Saturday, June 7, 2014
Friday Letters
Dear Children, I think you are all pretty much loving summer so far. No one waking you up or making you go to bed early. And running wild and free..or playing all you want to. Dear Family, it seems like it has been so long since I've come to visit. You love me more that way I think. It is just what I was needing, to spend some time with you. Dear Cousins, well, my kids cousins. My nieces and nephews. You guys are having a blast together. You missed each other. I love how much fun you have together and how much you love each other. I admit it makes my heart happy when I have a car full of my family. Good thing I drive a beast so I can cram so many of you in:) Dear Food, I have been trying to eat as much good food as I can while I am here. That means one meal a day mostly Ha. I miss all of my favorite places to eat with my favorite people. Dear Swimming, I'd say when there are this many kids around, a pool is a life saver. An every day kind of thing. They have to be drained of all crazy energy so they will just be a normal level of crazy. And this white girl could use some sun. Dear Ma+Pa, I missed you. Nothing like going to a movie with the old folks in the middle of the night. You guys don't act very old. Dear Becca, I didn't get to hear how your birthday went!
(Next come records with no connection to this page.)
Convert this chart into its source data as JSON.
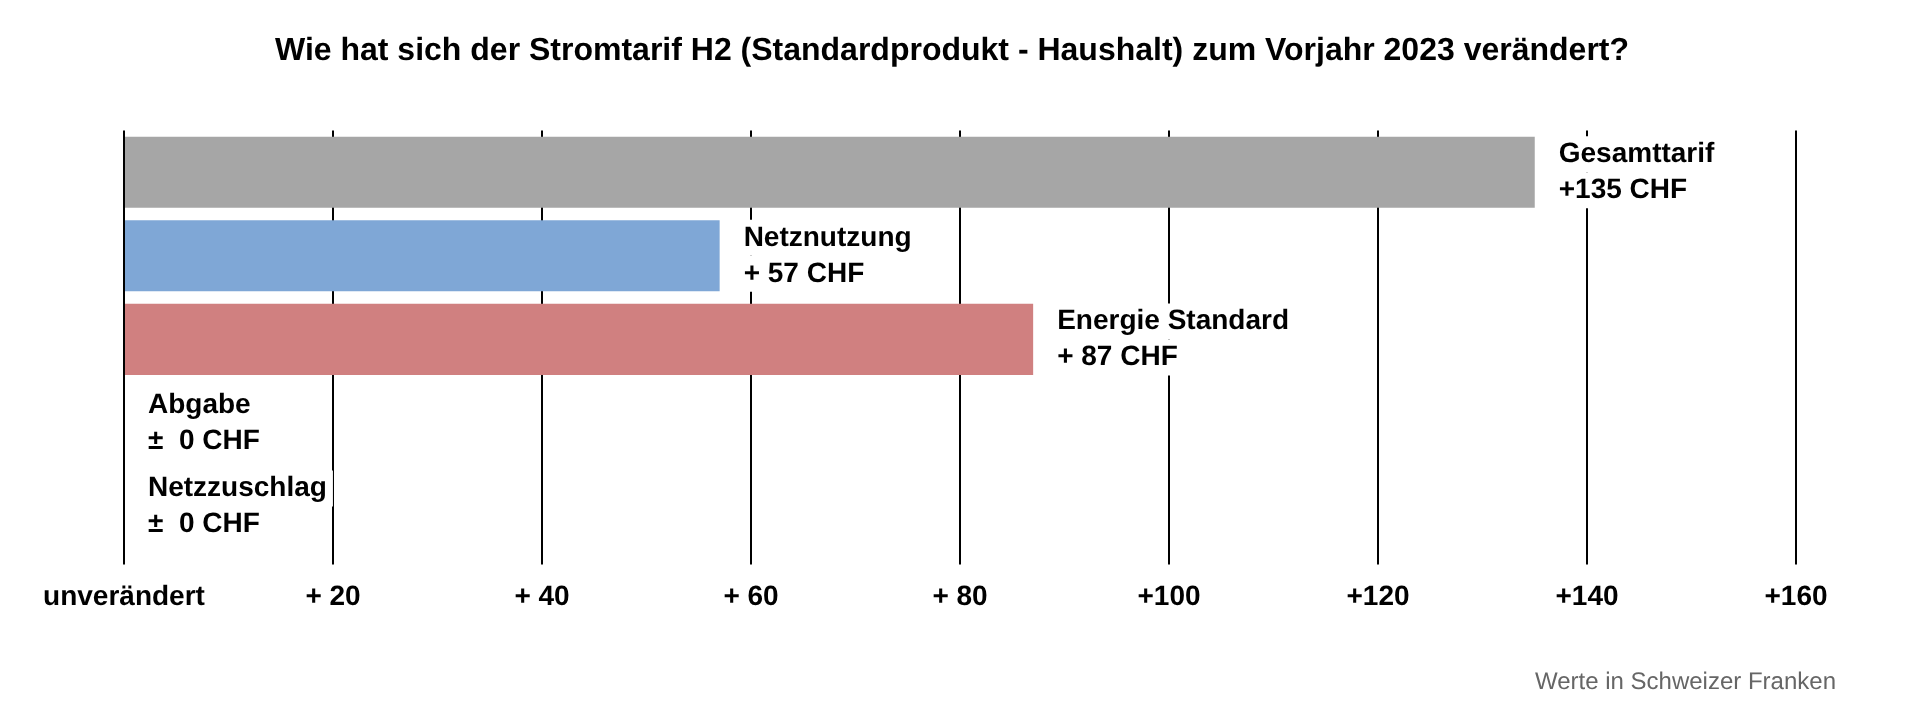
{
  "chart_data": {
    "type": "bar",
    "orientation": "horizontal",
    "title": "Wie hat sich der Stromtarif H2 (Standardprodukt - Haushalt) zum Vorjahr 2023 verändert?",
    "categories": [
      "Gesamttarif",
      "Netznutzung",
      "Energie Standard",
      "Abgabe",
      "Netzzuschlag"
    ],
    "values": [
      135,
      57,
      87,
      0,
      0
    ],
    "colors": [
      "#a6a6a6",
      "#7fa7d6",
      "#d08080",
      "#a6a6a6",
      "#a6a6a6"
    ],
    "value_labels": [
      "+135 CHF",
      "+ 57 CHF",
      "+ 87 CHF",
      "±  0 CHF",
      "±  0 CHF"
    ],
    "xlim": [
      0,
      160
    ],
    "xticks": [
      {
        "value": 0,
        "label": "unverändert"
      },
      {
        "value": 20,
        "label": "+ 20"
      },
      {
        "value": 40,
        "label": "+ 40"
      },
      {
        "value": 60,
        "label": "+ 60"
      },
      {
        "value": 80,
        "label": "+ 80"
      },
      {
        "value": 100,
        "label": "+100"
      },
      {
        "value": 120,
        "label": "+120"
      },
      {
        "value": 140,
        "label": "+140"
      },
      {
        "value": 160,
        "label": "+160"
      }
    ],
    "grid": "x",
    "legend": false,
    "tick_labels": "x",
    "annotations": [
      "Werte in Schweizer Franken"
    ]
  }
}
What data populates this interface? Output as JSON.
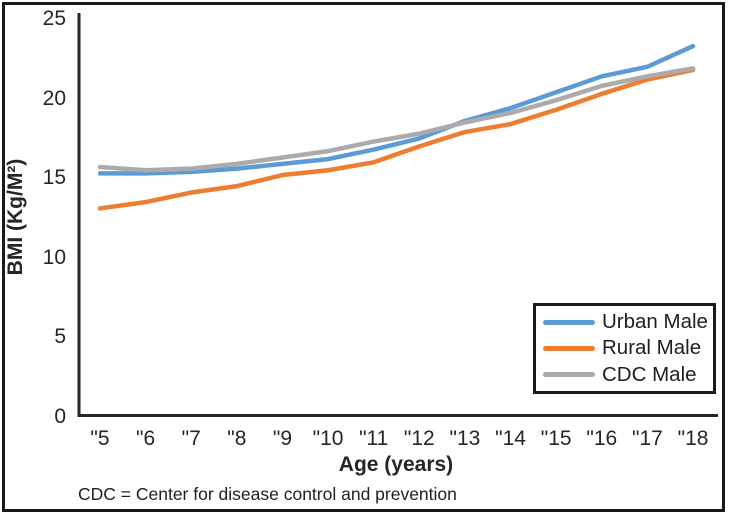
{
  "figure": {
    "footnote": "CDC = Center for disease control and prevention"
  },
  "colors": {
    "axis": "#262626",
    "text": "#262626",
    "frame": "#1a1a1a",
    "background": "#ffffff"
  },
  "chart_data": {
    "type": "line",
    "title": "",
    "xlabel": "Age (years)",
    "ylabel": "BMI (Kg/M²)",
    "x_tick_labels": [
      "\"5",
      "\"6",
      "\"7",
      "\"8",
      "\"9",
      "\"10",
      "\"11",
      "\"12",
      "\"13",
      "\"14",
      "\"15",
      "\"16",
      "\"17",
      "\"18"
    ],
    "x": [
      5,
      6,
      7,
      8,
      9,
      10,
      11,
      12,
      13,
      14,
      15,
      16,
      17,
      18
    ],
    "y_ticks": [
      0,
      5,
      10,
      15,
      20,
      25
    ],
    "ylim": [
      0,
      25
    ],
    "grid": false,
    "legend_position": "lower right",
    "series": [
      {
        "name": "Urban Male",
        "color": "#5B9BD5",
        "values": [
          15.3,
          15.3,
          15.4,
          15.6,
          15.9,
          16.2,
          16.8,
          17.5,
          18.6,
          19.4,
          20.4,
          21.4,
          22.0,
          23.3
        ]
      },
      {
        "name": "Rural Male",
        "color": "#ED7D31",
        "values": [
          13.1,
          13.5,
          14.1,
          14.5,
          15.2,
          15.5,
          16.0,
          17.0,
          17.9,
          18.4,
          19.3,
          20.3,
          21.2,
          21.8
        ]
      },
      {
        "name": "CDC Male",
        "color": "#ABABAB",
        "values": [
          15.7,
          15.5,
          15.6,
          15.9,
          16.3,
          16.7,
          17.3,
          17.8,
          18.5,
          19.1,
          19.9,
          20.8,
          21.4,
          21.9
        ]
      }
    ]
  }
}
I hope you are having the best Birthday. Another teenager in the house. Happy Birthday Pretty Girl! Dear Will, I enjoyed our time at the temple this week. I hope you are enjoying your weekend. Dear Self, I am so grateful that I know where to find peace. I am so grateful I have learned how, the whole process of getting myself there. It isn't easy. And just when you think you have made it, you realize you haven't. And you start all over again.